One by one they took to the topic ‘Social Media: more harm than good?’ to pieces with clinical precision and served up a list of dilemmas for the unwary social media user.
“There are no experts in this area,” said Professor Pearson. “So my title is a little misleading. My area of expertise is around risk and regulation in both journalism and social media.”
“What I would call for is ‘mindfulness’ when navigating online social networks,” He said. “To encourage or educate users to adhere to the social and behavioural codes that are inherent in our offline interactions.”
Tracy Whitelaw chose to rephrase the question. “Is communicating: more harm than good?”
“We have no choice!” Ms Whitelaw said in her gentle Scottish brogue. “Social media is here to stay. I would argue that communication is the goal and social media offers an opportunity that is more good than harm.”
“I work with the Brisbane City Council and we found that Facebook and Twitter were the most effective tools for communication in times of crisis,” she said.
Personal security and social media
As a security expert, Brett Lee got straight to the point for the audience at the Ship Inn at Griffith’s South Bank campus in Brisbane.

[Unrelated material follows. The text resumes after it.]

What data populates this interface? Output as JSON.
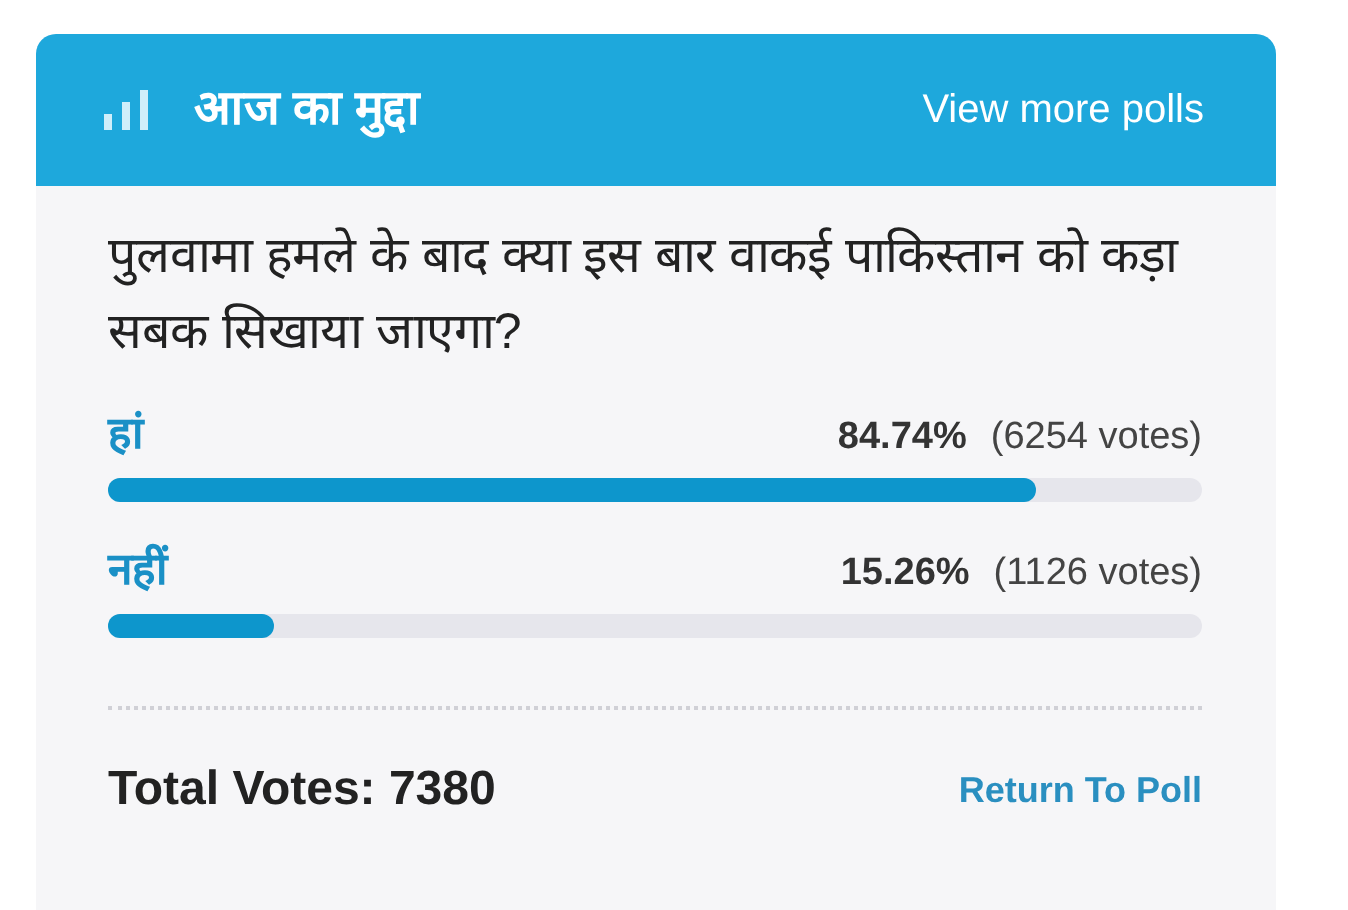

“Don’t let the programs control what we say and do,” he said. “But remember this…, if you wouldn’t do something in the real world, then don’t do it online!”
With over 380,000 fans on Facebook, James Kliemt suggested that the Queensland Police Service had found social networking a very effective means for communicating with a wide audience; and quickly.
“Social media allows us to broadcast simultaneously to multiple audiences and far more effectively than our own media releases can do. It also offers us the chance to show the human side of what we do, to friends and fans, here in Queensland and across the world.
This event was hosted by the Griffith University Friends of the Library network.